In order to gain insight into these questions, we recently undertook experimental exploration of the potential role of mechanical stress in T-cell activation. We implemented an electromagnetic tip to pull on micrometric magnetic particles devised to artificially engage TCR or CD3 receptors at the cell surface, as displayed in Fig. 1 (Carpentier et al., 2009a, 2009b). The particles were fixed on the Jurkat cell surface several hours before applying forces, allowing the cell to regain full responsiveness after receptor engagement. As constant force was applied to cell-particle-specific contact, the intracellular calcium concentration was monitored in order to detect the onset of intracellular signaling. Our preliminary results show that a calcium signal can be obtained in response to TCR or CD3 pulling in about 20% of tested cells. T-cell activation was obtained for a narrow force ranging from 200 pN to 600 pN. The calcium wave appeared after force application with a time delay of several tens of seconds depending on the applied force amplitude (Fig. 2). No such effect was obtained when equivalent mechanical stress was applied at the cell surface through nonspecific binding of a cationic magnetic particle. These results suggest, as proposed in several models, that mechanical forces play a role in the initial activation machinery and participate in the deciphering and transduction of the message contained in the TCR∕CD3-pMHC interaction. However, additional investigations are needed to further interpret the observed effect. Our efforts are currently focusing on refinement of magnetic actuation through better control of the cell-particle contact area and of the number of receptors engaged by the magnetic particle.

Figure 1. Artificial TCR/CD3 engagement.

Figure 1

Micrometric particle grafted with TCR/CD3-specific ligands brought into contact with the T-cell enables simplified and defined molecular engagement of surface receptors in a 2D configuration mimicking cell-cell interaction. The bound particle also provides a physical handle, which should enable actuating receptors using several types of micro- or nanomanipulation (see Fig. 2).

Figure 2. Pulling on TCR.

Figure 2

Three different means of TCR physical actuation: (a) remote magnetic actuation, which consists of using a grafted superparamagnetic particle to engage surface receptors, and a magnetic field gradient to generate a magnetic force. Here and in our experiments, the magnetic gradient is created by an electromagnetic tip made of a soft iron tip at the center of a copper coil supplied with direct current. The force exerted on the particle grows like the magnetic gradient amplitude, particle volume and current intensity in the coil, and like the inverse of the particle-tip distance. The applied force amplitude ranges from tens of piconewtons to a few nanonewtons. Constant force is applied. (b) Atomic force microscope lifting. AFM cantilever can be grafted with the appropriate ligands or chemically coupled with a particle itself grafted with the desired molecules. The setup enables use of various loading rates and measurement of rupture forces.

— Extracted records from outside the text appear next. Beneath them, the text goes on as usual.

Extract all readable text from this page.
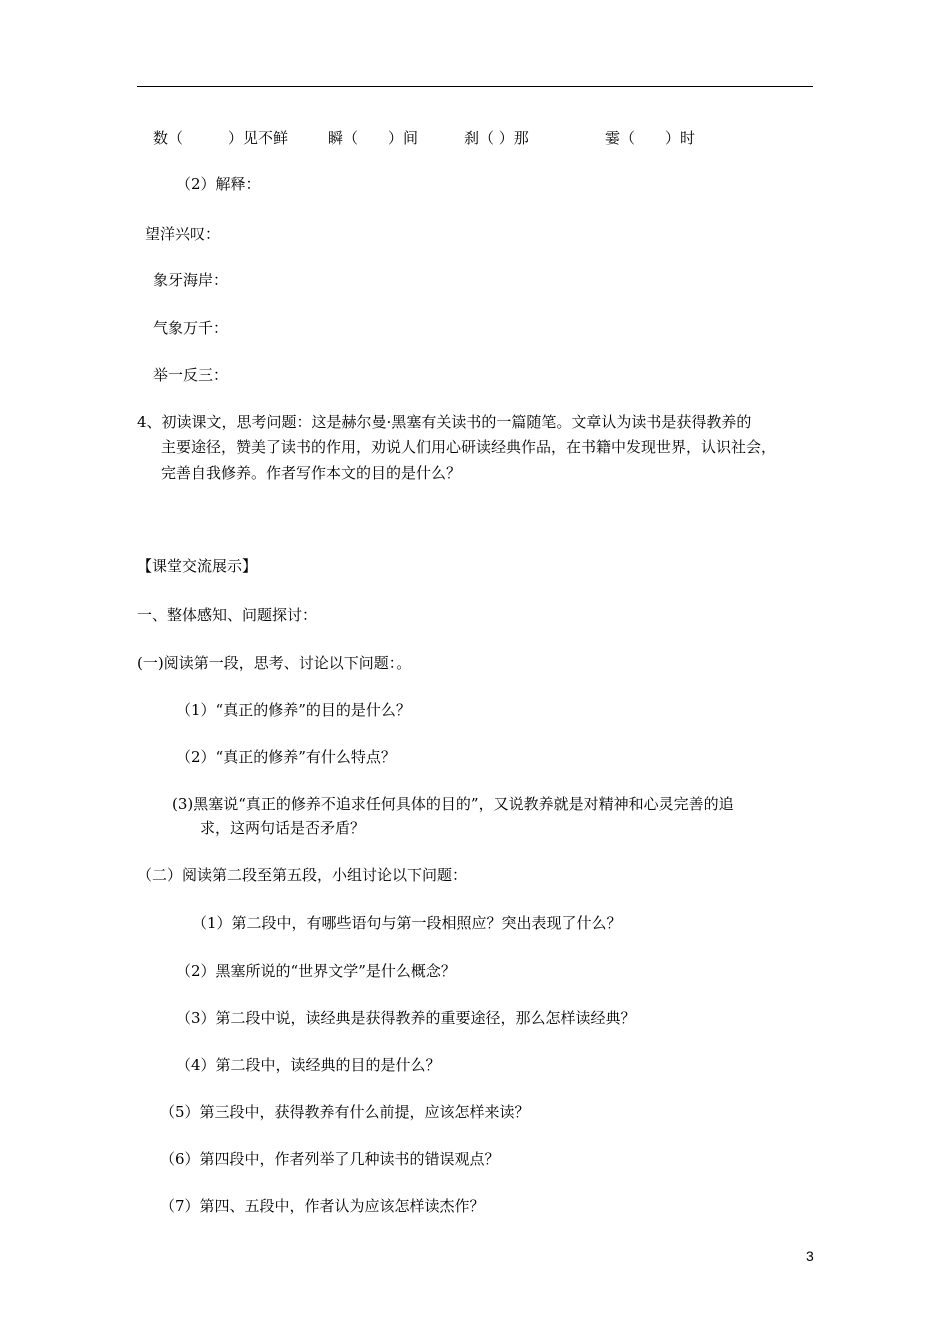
数（　　　）见不鲜	瞬（　　）间	刹（ ）那	霎（　　）时
（2）解释：
望洋兴叹：
象牙海岸：
气象万千：
举一反三：
4、初读课文，思考问题：这是赫尔曼·黑塞有关读书的一篇随笔。文章认为读书是获得教养的
主要途径，赞美了读书的作用，劝说人们用心研读经典作品，在书籍中发现世界，认识社会，
完善自我修养。作者写作本文的目的是什么？
【课堂交流展示】
一、整体感知、问题探讨：
(一)阅读第一段，思考、讨论以下问题：。
（1）“真正的修养”的目的是什么？
（2）“真正的修养”有什么特点？
(3)黑塞说“真正的修养不追求任何具体的目的”，又说教养就是对精神和心灵完善的追
求，这两句话是否矛盾？
（二）阅读第二段至第五段，小组讨论以下问题：
（1）第二段中，有哪些语句与第一段相照应？突出表现了什么？
（2）黑塞所说的“世界文学”是什么概念？
（3）第二段中说，读经典是获得教养的重要途径，那么怎样读经典？
（4）第二段中，读经典的目的是什么？
（5）第三段中，获得教养有什么前提，应该怎样来读？
（6）第四段中，作者列举了几种读书的错误观点？
（7）第四、五段中，作者认为应该怎样读杰作？
3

Forces range from a few to a few hundred piconewtons. Force sensor size may be reduced to nanoscopic range (2–50 nm), enabling precise localization of the contact. (c) The biomembrane force probe uses micropipette aspiration to create the pulling force and a red blood cell as a force sensor. The contact is operated through a grafted micrometric particle bound to the red blood cell. This nanomechanical method, initially developed to probe unbinding kinetics of a single molecular bond under stress, might be well-adapted to exploring the effect of nanoforces on the cell response, provided an adequate fluorescence setup can be coupled with the force probe instruments. This experiment targets low forces in the piconewton range. Loading rate is precisely controlled in the range of 0.1–1 pN/nm.

On the other hand, a significant advance in this field would consist of exploring TCR mechanics using a single-molecule-force spectroscopy (SMFS) approach coupled with fluorescent detection of cell biological outcome. In principle, the experiment is quite feasible, since SMFS, and especially atomic force microscopy (AFM), probe a wide force range from 5 pN to tens of nN using a nanoscopic sensor enabling single-molecule binding (Muller et al., 2009). Yet, although interesting force results have been obtained on single molecules in vitro [see, for instance, titin unfolding (Linke and Grutzner, 2008)], much less information has been reported on entire cells, and still less on mammalian cells, involving mostly imaging [e.g., Xiong et al. (2009)] rather than force experiments. For pulling on a specific receptor in its native environment, the membrane of an entire living cell requires that the AFM stylus be functionalized with the appropriate ligand. This is not a limiting step, since an extended tool box for covalently attaching biomolecules to the AFM tip is currently available (Muller et al., 2009). Thus, nonspecific interactions must be avoided, which constitutes a real challenge at the surface of an entire cell. Next, the strength of the attachments—tip-ligand and ligand-receptor—has to be greater than the force expected to deform or unfold TCR∕CD3. But the main difficulty that can be anticipated from these experiments lies in cell membrane intrinsic mechanical properties that may be difficult to discriminate from TCR∕CD3 properties. Yet it is very likely that overcoming these difficulties will provide exciting knowledge about cell surface receptor engagement mechanical issues. An ideal configuration would couple the AFM setup with advanced fluorescence imaging, which is now becoming available on custom AFM instruments.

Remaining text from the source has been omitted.